Royal London expects slowdown after big pension boost
Royal London has reported a record quarter of new business results but says group pensions will see a slowing of momentum in coming months.
Group pensions increased by 86% to £959m for the three months ended 31 March.
New life and pensions business on a PVNBP basis stood at £2,093 million, an increase of 52%, from £1,379m last year.
Consumer new business sales increased by 179% to £67m (Q1 2015: £24m).
Other key headline figures included:
• Individual Pensions £611m (+29%)
• Drawdown £291m (+19%)
• Protection Intermediary £147m (+37%)
• Consumer £67m (+179%)
• Total Group funds under management of £87.9bn at 31 March 2016, up 4% (£84.5bn at 31 December 2015).
Phil Loney, group chief executive of Royal London, said: “While new business growth remains robust I anticipate that group pensions will see a slowing of momentum in coming quarters.

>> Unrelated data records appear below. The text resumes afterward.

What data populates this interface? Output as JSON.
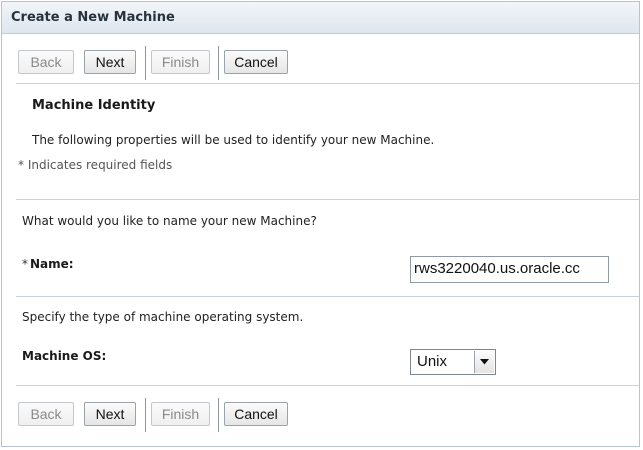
{
  "window": {
    "title": "Create a New Machine"
  },
  "toolbar": {
    "back": "Back",
    "next": "Next",
    "finish": "Finish",
    "cancel": "Cancel"
  },
  "identity": {
    "heading": "Machine Identity",
    "description": "The following properties will be used to identify your new Machine.",
    "required_note": "* Indicates required fields"
  },
  "name_section": {
    "prompt": "What would you like to name your new Machine?",
    "required_marker": "*",
    "label": "Name:",
    "value": "rws3220040.us.oracle.cc"
  },
  "os_section": {
    "prompt": "Specify the type of machine operating system.",
    "label": "Machine OS:",
    "selected": "Unix",
    "dropdown_icon": "chevron-down-icon"
  },
  "colors": {
    "title_bar": "#e6ecf2",
    "separator": "#c9d1da",
    "text": "#1a1a1a"
  }
}
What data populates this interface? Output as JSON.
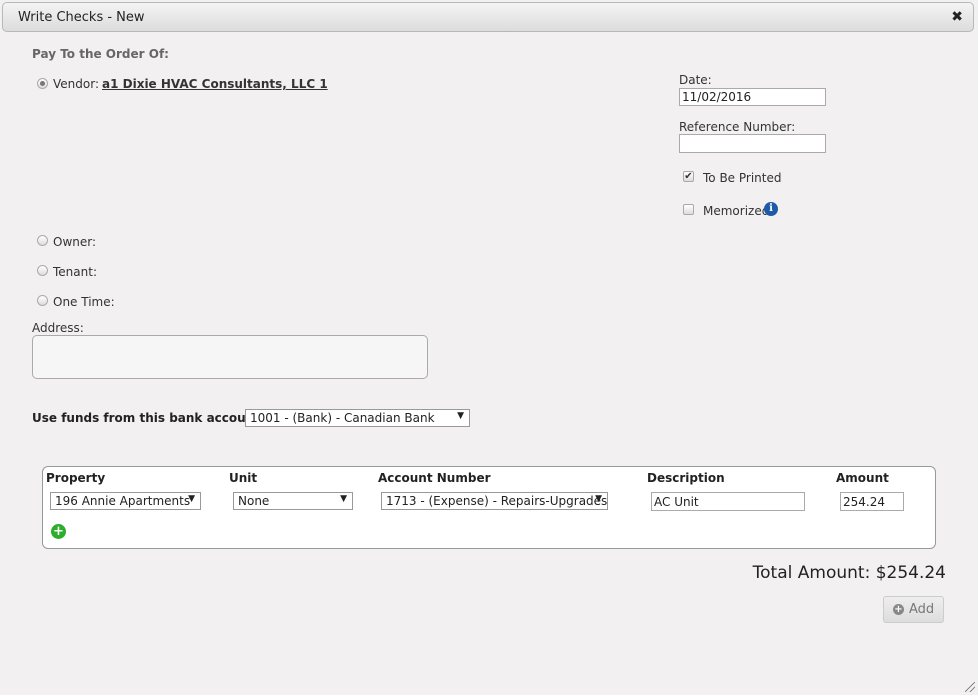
{
  "dialog": {
    "title": "Write Checks - New",
    "close_icon": "close-x"
  },
  "payee": {
    "section_label": "Pay To the Order Of:",
    "options": [
      {
        "label": "Vendor:",
        "checked": true,
        "value": "a1 Dixie HVAC Consultants, LLC 1"
      },
      {
        "label": "Owner:",
        "checked": false
      },
      {
        "label": "Tenant:",
        "checked": false
      },
      {
        "label": "One Time:",
        "checked": false
      }
    ],
    "address_label": "Address:",
    "address_value": ""
  },
  "right": {
    "date_label": "Date:",
    "date_value": "11/02/2016",
    "reference_label": "Reference Number:",
    "reference_value": "",
    "to_be_printed": {
      "label": "To Be Printed",
      "checked": true
    },
    "memorized": {
      "label": "Memorized",
      "checked": false,
      "info_icon": "info-circle"
    }
  },
  "bank": {
    "label": "Use funds from this bank account:",
    "selected": "1001 - (Bank) - Canadian Bank"
  },
  "lines": {
    "headers": [
      "Property",
      "Unit",
      "Account Number",
      "Description",
      "Amount"
    ],
    "rows": [
      {
        "property": "196 Annie Apartments",
        "unit": "None",
        "account": "1713 - (Expense) - Repairs-Upgrades",
        "description": "AC Unit",
        "amount": "254.24"
      }
    ],
    "add_row_icon": "plus-circle"
  },
  "total": {
    "text": "Total Amount: $254.24"
  },
  "add_button": {
    "label": "Add"
  }
}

“While we continue to bring on board large numbers of schemes, we anticipate that the average premium will be lower as more smaller employers enrol their workforces into a pension."
He said: "The first quarter of 2016 has repeated the record-breaking pattern established throughout 2015. Our strategy of striving to bring the best quality proposition and best customer outcomes to the market is really paying off.

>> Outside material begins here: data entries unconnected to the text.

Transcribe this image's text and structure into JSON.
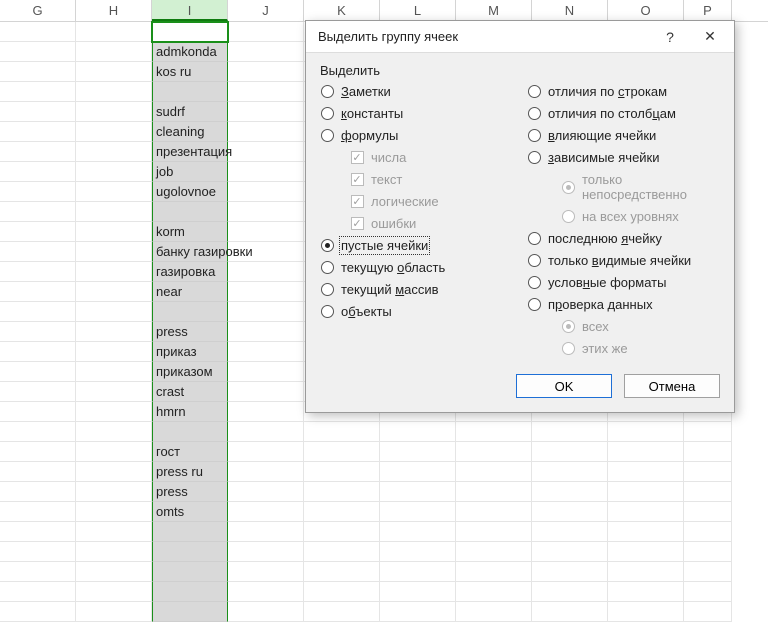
{
  "columns": [
    {
      "id": "G",
      "label": "G",
      "width": 76
    },
    {
      "id": "H",
      "label": "H",
      "width": 76
    },
    {
      "id": "I",
      "label": "I",
      "width": 76,
      "selected": true
    },
    {
      "id": "J",
      "label": "J",
      "width": 76
    },
    {
      "id": "K",
      "label": "K",
      "width": 76
    },
    {
      "id": "L",
      "label": "L",
      "width": 76
    },
    {
      "id": "M",
      "label": "M",
      "width": 76
    },
    {
      "id": "N",
      "label": "N",
      "width": 76
    },
    {
      "id": "O",
      "label": "O",
      "width": 76
    },
    {
      "id": "P",
      "label": "P",
      "width": 48
    }
  ],
  "selected_column": "I",
  "active_cell_row": 0,
  "column_i_values": [
    "",
    "admkonda",
    "kos ru",
    "",
    "sudrf",
    "cleaning",
    "презентация",
    "job",
    "ugolovnoe",
    "",
    "korm",
    "банку газировки",
    "газировка",
    "near",
    "",
    "press",
    "приказ",
    "приказом",
    "crast",
    "hmrn",
    "",
    "гост",
    "press ru",
    "press",
    "omts",
    "",
    "",
    "",
    "",
    ""
  ],
  "dialog": {
    "title": "Выделить группу ячеек",
    "help_symbol": "?",
    "close_symbol": "✕",
    "group_label": "Выделить",
    "left_options": [
      {
        "id": "notes",
        "label": "Заметки",
        "underline": "З",
        "checked": false
      },
      {
        "id": "constants",
        "label": "константы",
        "underline": "к",
        "checked": false
      },
      {
        "id": "formulas",
        "label": "формулы",
        "underline": "ф",
        "checked": false
      },
      {
        "id": "blanks",
        "label": "пустые ячейки",
        "underline": "",
        "checked": true,
        "focused": true
      },
      {
        "id": "cur-region",
        "label": "текущую область",
        "underline": "о",
        "checked": false
      },
      {
        "id": "cur-array",
        "label": "текущий массив",
        "underline": "м",
        "checked": false
      },
      {
        "id": "objects",
        "label": "объекты",
        "underline": "б",
        "checked": false
      }
    ],
    "formula_subs": [
      {
        "id": "numbers",
        "label": "числа",
        "checked": true
      },
      {
        "id": "text",
        "label": "текст",
        "checked": true
      },
      {
        "id": "logic",
        "label": "логические",
        "checked": true
      },
      {
        "id": "errors",
        "label": "ошибки",
        "checked": true
      }
    ],
    "right_options": [
      {
        "id": "row-diff",
        "label": "отличия по строкам",
        "underline": "с",
        "checked": false
      },
      {
        "id": "col-diff",
        "label": "отличия по столбцам",
        "underline": "ц",
        "checked": false
      },
      {
        "id": "precedents",
        "label": "влияющие ячейки",
        "underline": "в",
        "checked": false
      },
      {
        "id": "dependents",
        "label": "зависимые ячейки",
        "underline": "з",
        "checked": false
      },
      {
        "id": "last-cell",
        "label": "последнюю ячейку",
        "underline": "я",
        "checked": false
      },
      {
        "id": "visible",
        "label": "только видимые ячейки",
        "underline": "в",
        "checked": false
      },
      {
        "id": "cond-fmt",
        "label": "условные форматы",
        "underline": "н",
        "checked": false
      },
      {
        "id": "validation",
        "label": "проверка данных",
        "underline": "р",
        "checked": false
      }
    ],
    "dep_subs": [
      {
        "id": "direct",
        "label": "только непосредственно",
        "checked": true
      },
      {
        "id": "all",
        "label": "на всех уровнях",
        "checked": false
      }
    ],
    "val_subs": [
      {
        "id": "all-v",
        "label": "всех",
        "checked": true
      },
      {
        "id": "same-v",
        "label": "этих же",
        "checked": false
      }
    ],
    "buttons": {
      "ok": "OK",
      "cancel": "Отмена"
    }
  }
}
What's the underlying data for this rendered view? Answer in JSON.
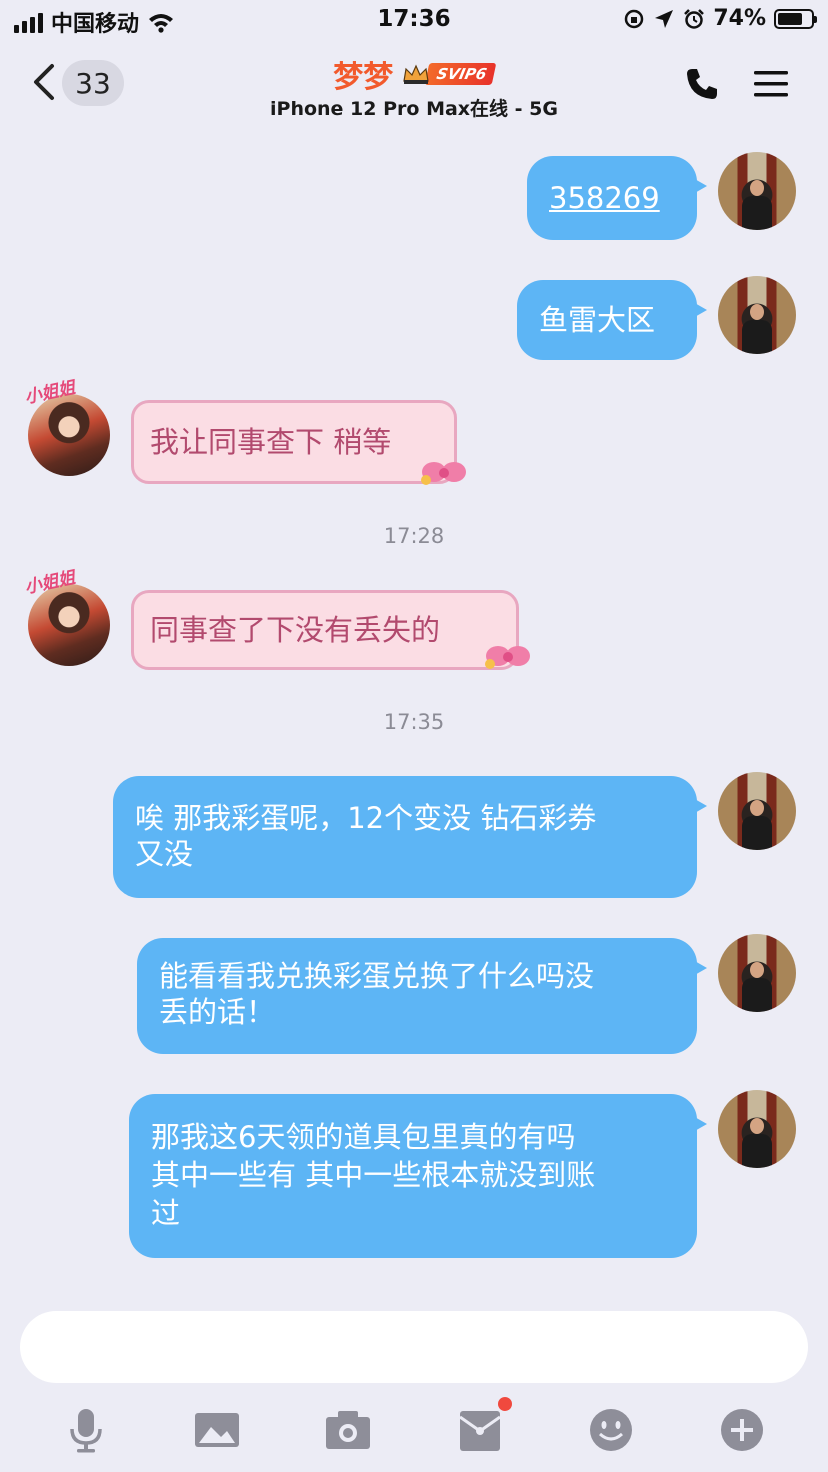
{
  "status_bar": {
    "carrier": "中国移动",
    "time": "17:36",
    "battery_percent": "74%",
    "battery_level": 0.74
  },
  "nav": {
    "back_count": "33",
    "contact_name": "梦梦",
    "vip_badge": "SVIP6",
    "subtitle": "iPhone 12 Pro Max在线 - 5G"
  },
  "her_label": "小姐姐",
  "messages": [
    {
      "sender": "me",
      "text": "358269"
    },
    {
      "sender": "me",
      "text": "鱼雷大区"
    },
    {
      "sender": "her",
      "text": "我让同事查下 稍等"
    },
    {
      "type": "time",
      "text": "17:28"
    },
    {
      "sender": "her",
      "text": "同事查了下没有丢失的"
    },
    {
      "type": "time",
      "text": "17:35"
    },
    {
      "sender": "me",
      "line1": "唉 那我彩蛋呢，12个变没 钻石彩券",
      "line2": "又没"
    },
    {
      "sender": "me",
      "line1": "能看看我兑换彩蛋兑换了什么吗没",
      "line2": "丢的话！"
    },
    {
      "sender": "me",
      "line1": "那我这6天领的道具包里真的有吗",
      "line2": "其中一些有 其中一些根本就没到账",
      "line3": "过"
    }
  ],
  "toolbar": {
    "icons": [
      "microphone-icon",
      "image-icon",
      "camera-icon",
      "red-packet-icon",
      "emoji-icon",
      "plus-icon"
    ],
    "icon_color": "#8e8e99",
    "notification_color": "#f0493e"
  },
  "colors": {
    "my_bubble": "#5db5f5",
    "her_bubble": "#fbdde4",
    "her_text": "#b24a6e",
    "name": "#f25a2c"
  }
}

“While our pension propositions have been leading the way for some time it is good to see that our protection proposition in the intermediary market is now finding strong levels of support from advisers.
“Our new consumer division which looks to bring real value to areas of the market where there has been little competition historically is now a significant source of new business in its own right.
“It focuses on simple products offering better value for money and fairer customer outcomes than our competitors. We continue to concentrate on a non-advised offering to customers who will not or do not utilise regulated financial advisers.”